Pharmacological characterization of DPTN and other selective A

The A(3) adenosine receptor (AR) is emerging as an attractive drug target. Antagonists are proposed for the potential treatment of glaucoma and asthma. However, currently available A(3)AR antagonists are potent in human and some large animals, but weak or inactive in mouse and rat. In this study, we re-synthesized a previously reported A(3)AR antagonist, DPTN, and evaluated its affinity and selectivity at human, mouse, and rat ARs.
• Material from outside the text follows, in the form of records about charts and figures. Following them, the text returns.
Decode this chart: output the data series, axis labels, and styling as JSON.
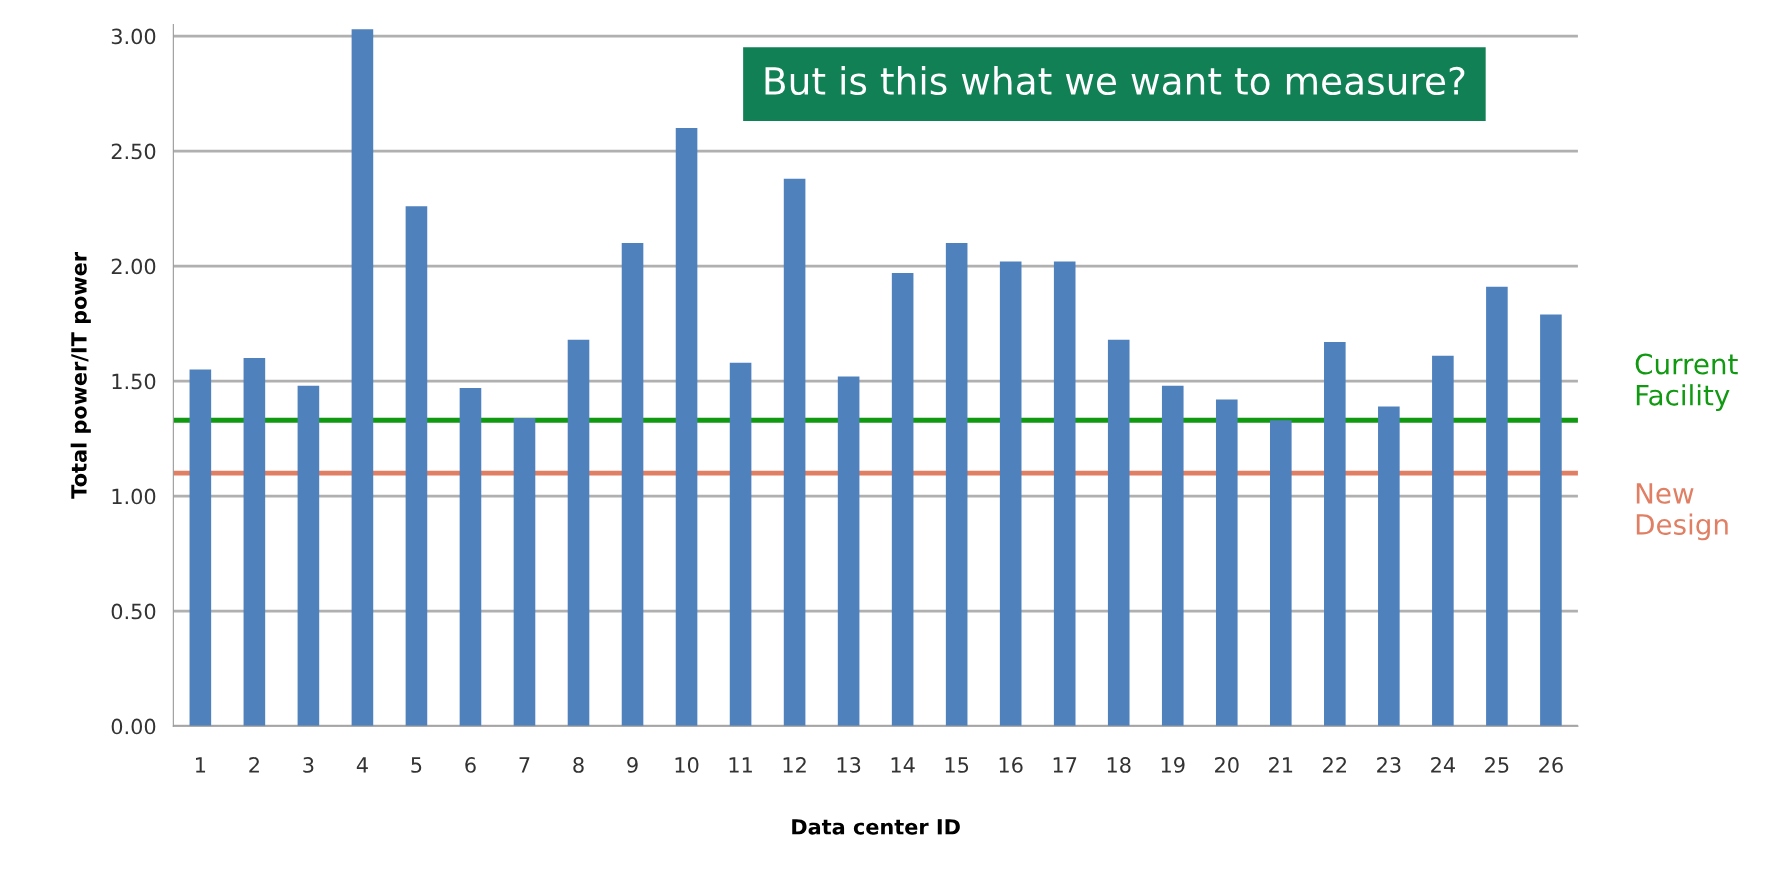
{
  "chart_data": {
    "type": "bar",
    "xlabel": "Data center ID",
    "ylabel": "Total power/IT power",
    "categories": [
      "1",
      "2",
      "3",
      "4",
      "5",
      "6",
      "7",
      "8",
      "9",
      "10",
      "11",
      "12",
      "13",
      "14",
      "15",
      "16",
      "17",
      "18",
      "19",
      "20",
      "21",
      "22",
      "23",
      "24",
      "25",
      "26"
    ],
    "values": [
      1.55,
      1.6,
      1.48,
      3.03,
      2.26,
      1.47,
      1.34,
      1.68,
      2.1,
      2.6,
      1.58,
      2.38,
      1.52,
      1.97,
      2.1,
      2.02,
      2.02,
      1.68,
      1.48,
      1.42,
      1.33,
      1.67,
      1.39,
      1.61,
      1.91,
      1.79
    ],
    "color": "#4f81bd",
    "ylim": [
      0,
      3.05
    ],
    "yticks": [
      {
        "value": 0,
        "label": "0.00"
      },
      {
        "value": 0.5,
        "label": "0.50"
      },
      {
        "value": 1,
        "label": "1.00"
      },
      {
        "value": 1.5,
        "label": "1.50"
      },
      {
        "value": 2,
        "label": "2.00"
      },
      {
        "value": 2.5,
        "label": "2.50"
      },
      {
        "value": 3,
        "label": "3.00"
      }
    ],
    "grid": "y",
    "ref_lines": [
      {
        "axis": "y",
        "value": 1.33,
        "label": "Current Facility",
        "color": "#119911"
      },
      {
        "axis": "y",
        "value": 1.1,
        "label": "New Design",
        "color": "#e07f63"
      }
    ],
    "annotations": [
      "But is this what we want to measure?"
    ]
  }
}
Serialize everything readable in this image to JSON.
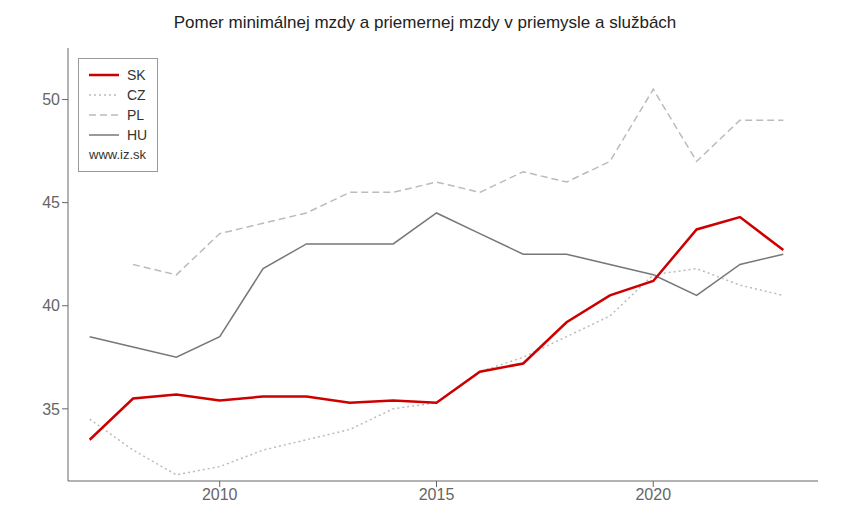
{
  "chart_data": {
    "type": "line",
    "title": "Pomer minimálnej mzdy a priemernej mzdy v priemysle a službách",
    "x": [
      2007,
      2008,
      2009,
      2010,
      2011,
      2012,
      2013,
      2014,
      2015,
      2016,
      2017,
      2018,
      2019,
      2020,
      2021,
      2022,
      2023
    ],
    "series": [
      {
        "name": "SK",
        "color": "#CC0000",
        "line_style": "solid",
        "values": [
          33.5,
          35.5,
          35.7,
          35.4,
          35.6,
          35.6,
          35.3,
          35.4,
          35.3,
          36.8,
          37.2,
          39.2,
          40.5,
          41.2,
          43.7,
          44.3,
          42.7
        ]
      },
      {
        "name": "CZ",
        "color": "#BBBBBB",
        "line_style": "dotted",
        "values": [
          34.5,
          33.0,
          31.8,
          32.2,
          33.0,
          33.5,
          34.0,
          35.0,
          35.3,
          36.8,
          37.5,
          38.5,
          39.5,
          41.5,
          41.8,
          41.0,
          40.5
        ]
      },
      {
        "name": "PL",
        "color": "#BBBBBB",
        "line_style": "dashed",
        "values": [
          null,
          42.0,
          41.5,
          43.5,
          44.0,
          44.5,
          45.5,
          45.5,
          46.0,
          45.5,
          46.5,
          46.0,
          47.0,
          50.5,
          47.0,
          49.0,
          49.0
        ]
      },
      {
        "name": "HU",
        "color": "#777777",
        "line_style": "solid",
        "values": [
          38.5,
          38.0,
          37.5,
          38.5,
          41.8,
          43.0,
          43.0,
          43.0,
          44.5,
          43.5,
          42.5,
          42.5,
          42.0,
          41.5,
          40.5,
          42.0,
          42.5
        ]
      }
    ],
    "annotations": [
      "www.iz.sk"
    ],
    "xlim": [
      2006.5,
      2023.8
    ],
    "xticks": [
      2010,
      2015,
      2020
    ],
    "ylim": [
      31.5,
      52.5
    ],
    "yticks": [
      35,
      40,
      45,
      50
    ],
    "grid": false,
    "legend": "upper left"
  }
}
We showed that DPTN, indeed, is a potent A(3)AR antagonist for all three species tested, albeit a little less selective for mouse and rat A(3)AR in comparison to the human A(3)AR. DPTN’s K(i) values at respective A(1), A(2A), A(2B), and A(3) receptors were (nM) 162, 121, 230, and 1.65 (human); 411, 830, 189, and 9.61 (mouse); and 333, 1147, 163, and 8.53 (rat). Its antagonist activity at both human and mouse A(3)ARs was confirmed in a cyclic AMP functional assay. Considering controversial use of currently commercially available A(3)AR antagonists in rats and mice, we also re-examined other commonly used and selective A(3)AR antagonists under the same experimental conditions. The K(i) values of MRS1523 were shown to be 43.9, 349, and 216 nM at human, mouse, and rat A(3)ARs, respectively. MRS1191 and MRS1334 showed incomplete inhibition of [(125)I]I-AB-MECA binding to mouse and rat A(3)ARs, while potent human A(3)AR antagonists, MRS1220, MRE3008F20, PSB10, PSB-11, and VUF5574 were largely inactive. Thus, we demonstrated that DPTN and MRS1523 are among the only validated A(3)AR antagonists that can be possibly used (at an appropriate concentration) in mouse or rat to confirm an A(3)AR-related mechanism or function. SUPPLEMENTARY INFORMATION: The online version contains supplementary material available at 10.1007/s11302-021-09823-5.